Cursor Launches 'Always-On' AI Coding Agents
Code editor Cursor has launched "Automations," AI agents that work in the background to handle coding tasks autonomously. These agents monitor for triggers and execute work without manual intervention, signaling a shift in developer workflows. This pushes PMs to design processes that account for continuous, event-driven work, not just traditional sprints.
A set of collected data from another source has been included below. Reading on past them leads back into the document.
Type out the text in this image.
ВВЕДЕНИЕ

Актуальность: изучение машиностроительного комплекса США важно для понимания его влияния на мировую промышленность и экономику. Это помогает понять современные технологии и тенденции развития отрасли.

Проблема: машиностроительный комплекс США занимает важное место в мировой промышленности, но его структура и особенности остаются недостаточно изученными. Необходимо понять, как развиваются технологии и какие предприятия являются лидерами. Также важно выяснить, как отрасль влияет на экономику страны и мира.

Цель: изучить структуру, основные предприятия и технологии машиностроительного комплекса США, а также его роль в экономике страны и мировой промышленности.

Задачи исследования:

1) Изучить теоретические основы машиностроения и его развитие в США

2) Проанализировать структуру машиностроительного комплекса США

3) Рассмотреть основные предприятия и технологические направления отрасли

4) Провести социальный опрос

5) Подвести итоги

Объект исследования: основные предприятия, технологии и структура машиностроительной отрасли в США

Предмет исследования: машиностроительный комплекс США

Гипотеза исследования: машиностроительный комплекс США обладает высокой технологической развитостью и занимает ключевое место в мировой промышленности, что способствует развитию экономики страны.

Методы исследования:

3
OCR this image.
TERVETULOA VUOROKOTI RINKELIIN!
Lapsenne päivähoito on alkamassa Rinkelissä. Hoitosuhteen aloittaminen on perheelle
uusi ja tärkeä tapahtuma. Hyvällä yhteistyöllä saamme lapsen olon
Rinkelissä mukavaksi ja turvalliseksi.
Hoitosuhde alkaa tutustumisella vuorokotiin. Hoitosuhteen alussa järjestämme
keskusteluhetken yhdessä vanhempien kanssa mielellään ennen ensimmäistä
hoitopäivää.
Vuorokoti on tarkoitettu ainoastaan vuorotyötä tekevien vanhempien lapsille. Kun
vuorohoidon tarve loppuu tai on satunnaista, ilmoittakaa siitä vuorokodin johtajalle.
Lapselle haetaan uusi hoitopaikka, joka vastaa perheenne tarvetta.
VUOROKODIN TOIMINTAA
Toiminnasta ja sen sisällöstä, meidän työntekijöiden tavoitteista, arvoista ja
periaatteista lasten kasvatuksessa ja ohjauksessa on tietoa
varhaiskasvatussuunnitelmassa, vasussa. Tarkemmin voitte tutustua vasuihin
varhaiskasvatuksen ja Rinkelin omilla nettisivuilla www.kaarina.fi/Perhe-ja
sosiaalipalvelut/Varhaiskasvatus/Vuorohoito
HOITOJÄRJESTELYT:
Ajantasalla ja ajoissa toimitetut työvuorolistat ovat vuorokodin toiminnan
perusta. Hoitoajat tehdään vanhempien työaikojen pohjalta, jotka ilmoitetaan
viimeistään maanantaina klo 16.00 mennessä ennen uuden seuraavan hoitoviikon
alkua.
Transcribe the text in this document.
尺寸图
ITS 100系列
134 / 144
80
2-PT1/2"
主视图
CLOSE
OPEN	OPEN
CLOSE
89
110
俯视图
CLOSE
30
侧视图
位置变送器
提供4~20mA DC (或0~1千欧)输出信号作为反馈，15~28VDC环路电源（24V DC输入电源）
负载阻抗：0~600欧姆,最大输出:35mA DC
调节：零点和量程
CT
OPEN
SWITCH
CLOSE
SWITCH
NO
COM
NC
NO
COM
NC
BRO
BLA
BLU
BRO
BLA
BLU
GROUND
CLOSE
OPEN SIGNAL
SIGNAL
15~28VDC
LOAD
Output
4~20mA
Cursor's parent company, Anysphere, was founded in 2022 by four MIT graduates: Michael Truell, Sualeh Asif, Arvid Lunnemark, and Aman Sanger. The AI-powered code editor launched in 2023, quickly gaining traction and attracting over 1 million users with a team of just 12 people. The company has experienced explosive financial growth, starting with an $8 million seed round led by OpenAI's Startup Fund. In a series of rapid-fire funding rounds, Anysphere's valuation soared to $29.3 billion by late 2025 after raising a massive $2.3 billion. This growth minted the four founders, all under 30, as billionaires. The new "Automations" feature fundamentally shifts the AI's role from a reactive copilot to a proactive, autonomous team member. These agents operate in a cloud sandbox and can be triggered by events across common developer tools like new GitHub pull requests, Slack messages, PagerDuty incidents, or on a set schedule. This event-driven approach allows the agents to handle tasks like continuous code review, security audits, and bug triage without direct human prompting. For example, an agent can automatically assess the risk of a new pull request, approve low-risk changes, and assign human reviewers for more complex updates. This product evolution is a strategic response to a broader industry shift, where the primary developer workflow is becoming the orchestration of multiple AI agents rather than line-by-line coding. A key part of Cursor's strategy is to remain platform-agnostic, allowing teams to use AI models from various providers like OpenAI and Anthropic. Early use cases highlight the impact on product management and engineering workflows. At the company Rippling, a staff engineer built automations that act as a personal assistant, consolidating notes and tasks from Slack, Jira, and GitHub into a unified dashboard. Internally, Cursor uses its own agents to respond to production incidents by investigating logs and proposing fixes via automated pull requests.